Juicy J can drop that tasteless reference and know it will be understood because serial killers are “still very much a part of our culture,” Penman says.”
“The neutral reception of culture denies the real concrete reality of the culture industry. Heinz Steinert wrote: “It (culture industry)is a form of domination that reaches deep into what people know about society and world. It is domination not by fear and repression in the first place but by subtly determining what and how we know about the world. Its center is the cult of the factual.” It is a cultural production of commodified knowledge, whose appeal is always to the authority of statistical or measured proofs. Popularity is often taken as if it occurs in a vacuum. If a film is hard to see because distribution is limited, it already is marked as underground or difficult. The entire structure of *entertainment* is involved in creating audience attitude. As technology now increasingly allows a mastery of access … one can view a film whenever one likes on his computer or even cell phone, the audience is provided with a sense of specialness. Of ownership. I’ve written before about the sense of being an insider. A peak behind the scenes of the making of a popular film or TV show invites the audience to feel unique and privileged. Steinert calls this a “false privilege”. The rise of *reality TV shows* is another form of this insider construct. The specialness is linked, in an oddly contradictory way, to identification with other privileged shoppers of cultural product. There is the manufacture of a sense of ‘belonging’.

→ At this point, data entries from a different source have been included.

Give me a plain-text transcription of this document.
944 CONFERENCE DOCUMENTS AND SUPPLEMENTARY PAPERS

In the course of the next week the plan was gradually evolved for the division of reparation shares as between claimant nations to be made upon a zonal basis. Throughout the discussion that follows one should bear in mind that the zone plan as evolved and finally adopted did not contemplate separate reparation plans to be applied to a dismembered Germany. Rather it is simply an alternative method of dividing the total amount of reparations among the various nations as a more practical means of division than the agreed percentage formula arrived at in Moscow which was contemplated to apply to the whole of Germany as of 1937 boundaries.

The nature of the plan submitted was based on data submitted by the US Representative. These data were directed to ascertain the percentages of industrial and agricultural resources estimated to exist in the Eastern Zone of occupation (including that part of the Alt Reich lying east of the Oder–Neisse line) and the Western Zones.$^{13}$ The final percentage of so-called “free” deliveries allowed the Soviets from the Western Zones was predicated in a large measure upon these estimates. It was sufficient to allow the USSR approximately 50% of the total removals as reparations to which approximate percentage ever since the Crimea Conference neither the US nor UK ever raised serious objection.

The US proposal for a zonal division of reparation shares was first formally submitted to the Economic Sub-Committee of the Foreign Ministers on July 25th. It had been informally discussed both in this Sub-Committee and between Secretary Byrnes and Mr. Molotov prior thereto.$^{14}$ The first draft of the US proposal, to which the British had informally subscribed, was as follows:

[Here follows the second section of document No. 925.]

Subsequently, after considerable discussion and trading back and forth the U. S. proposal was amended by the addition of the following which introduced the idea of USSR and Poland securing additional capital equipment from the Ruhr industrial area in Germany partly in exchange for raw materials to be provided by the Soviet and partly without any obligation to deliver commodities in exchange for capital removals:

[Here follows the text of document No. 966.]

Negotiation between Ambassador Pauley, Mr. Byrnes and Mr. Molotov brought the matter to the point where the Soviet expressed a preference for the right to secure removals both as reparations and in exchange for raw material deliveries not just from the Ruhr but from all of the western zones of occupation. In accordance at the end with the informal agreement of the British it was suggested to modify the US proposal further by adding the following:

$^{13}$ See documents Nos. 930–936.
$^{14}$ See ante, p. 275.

The audience today is encouraged to perceive their attention as empowerment. The advertisers and network and studio want them to view their product. Neilsen ratings are published throughout the season, box office figures are published, and marketing targets the public by appealing to their wisdom, by critiquing their profile, their particular market niche. All of this shapes how the individual sees the narrative, or artwork. It is not all that different from the appeal of astrology columns or click bait polls that posit if YOU were a Western movie, which one would you be?”